Для выхода из дома тоже был свой распорядок — во всяком случае, в мою бытность. Он никогда не уходил два вечера подряд, но зато неизменно приносил пищу по меньшей мере для одной-двух наших ночей, а иногда возвращался к уже рассказанному и через несколько дней, если ему приходили по этому поводу какие-то новые мысли. Случалось, он просто сиял от удовольствия:
— Селеста, помните, что я рассказывал вам вчера о госпоже такой-то? Будто бы она любовница г-на X.? Так вот, сегодня я убедился в этом.
И объяснял. Или:
— Знаете, Селеста, я обдумал это дело, и теперь мне кажется, оно вот в чем...
И он рассуждал дальше, чтобы услышать мое мнение. Тогда я совсем ни о чем не задумывалась и только после его смерти поняла все эти уловки, да и то лишь благодаря тому, что хорошо знавший его писатель Жак де Лакретель уже потом несколько раз повторял мне: «Помните, Селеста, как ему всегда нужно было ваше мнение?» Это же говорили мне и другие.

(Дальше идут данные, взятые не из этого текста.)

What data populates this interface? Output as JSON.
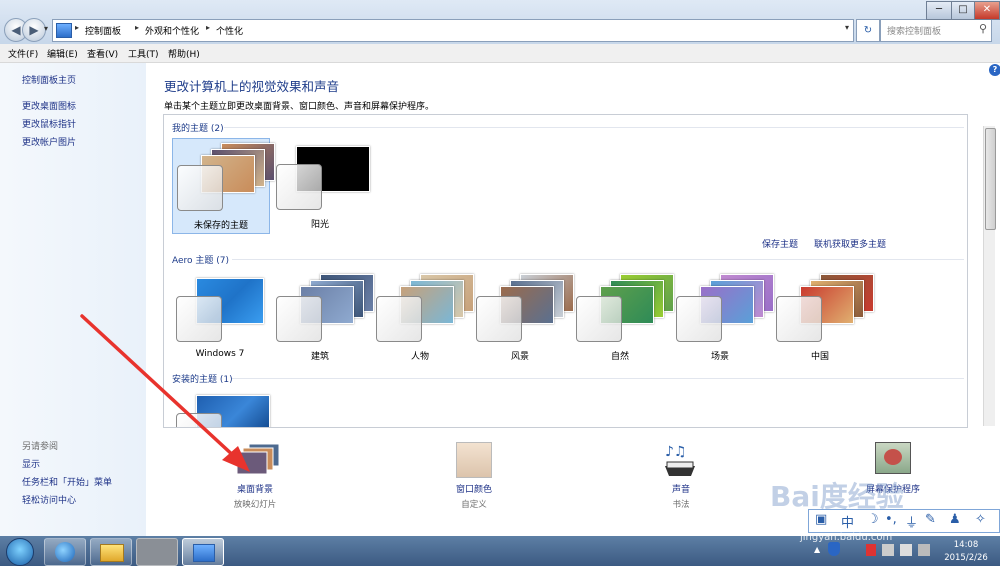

Впоследствии я немало думала и все-таки уверена, что ему было интересно не столько мое мнение, как мои эмоциональный отклик. Мне вообще свойственна насмешливость, но я простодушно раскрывала перед ним свою душу и сердце — именно это и было ему нужно.
Помню, как-то раз он читал мне стихи не то Поля Валери, не то Сен-Жон Перса, и, когда кончил, я сказала: Сударь, разве это стихи? Это какие-то загадки.
Он стал смеяться, как сумасшедший. А потом говорил мне, что всем рассказывал о моем ответе.
Когда он собирался выходить из дома, его перчатки и платки уже лежали на комоде в прихожей на маленьком серебряном подносе. Тут же были приготовлены шуба или пальто, трость и соответствующая одежде шляпа — шапокляк, котелок или просто фетровая. Я помогала ему с шубой и подавала шляпу. Надо было видеть, как он надевал ее, брал перчатки и трость с завораживающей элегантностью и мягкостью движений. Я отворяла дверь и вызывала лифт. Уже на площадке он обычно с улыбкой оборачивался ко мне и говорил:
— До свидания, Селеста. Спасибо. Я что-то устал, будем надеяться, это пройдет. Не знаю, задержусь ли допоздна. Не забудьте позвонить кому я сказал, и привести в порядок мои бумажки.
Как только г-н Пруст уходил, я набрасывалась на его комнату. Он никогда ничего не клал на место и не подбирал, и надо было очистить постель от газет, бумаг, ручек, платков, разбросанных или валявшихся на полу... Я убирала комнату, проветривала, складывала рубашки на стул — может быть, он возвратится замерзшим или просто захочет переодеться. Часы летели быстро.
Все сделав, оставалось ждать его возвращения. Поскольку в любом случае оно было очень поздним, никто из жильцов дома уже не мог приходить, и я лишь прислушивалась к тишине вокруг. Как только раздавался шум лифта, я выбегала на площадку и успевала открыть ему дверь. У него никогда не было с собой ключа, он об этом просто не думал.
Г-н Пруст возвращался, всегда улыбаясь, и, войдя в квартиру, прежде всего с той же элегантностью снимал шляпу. Но еще когда он выходил из лифта, я всегда замечала, доволен ли он проведенным вечером, только по одному тому, как надета шляпа. При хорошем настроении она была слегка приподнята спереди и под ней ярко блестели глаза. В противном случае шляпа надвигалась на лоб, а улыбка выдавала усталость. Он знал, что я все замечаю, и у нас установился некий ритуал. Еще на площадке он спрашивал:
— Ну, и как оно?
— Ну, так вы уже дома, сударь. В прихожей, сняв шляпу и шубу, он ждал, если вечер не удался, моего вопроса:
— Сударь, вы недовольны?
— Ах, дорогая Селеста, зачем я только поехал! Меня занудили там до смерти!.. И это когда так не хватает времени для работы!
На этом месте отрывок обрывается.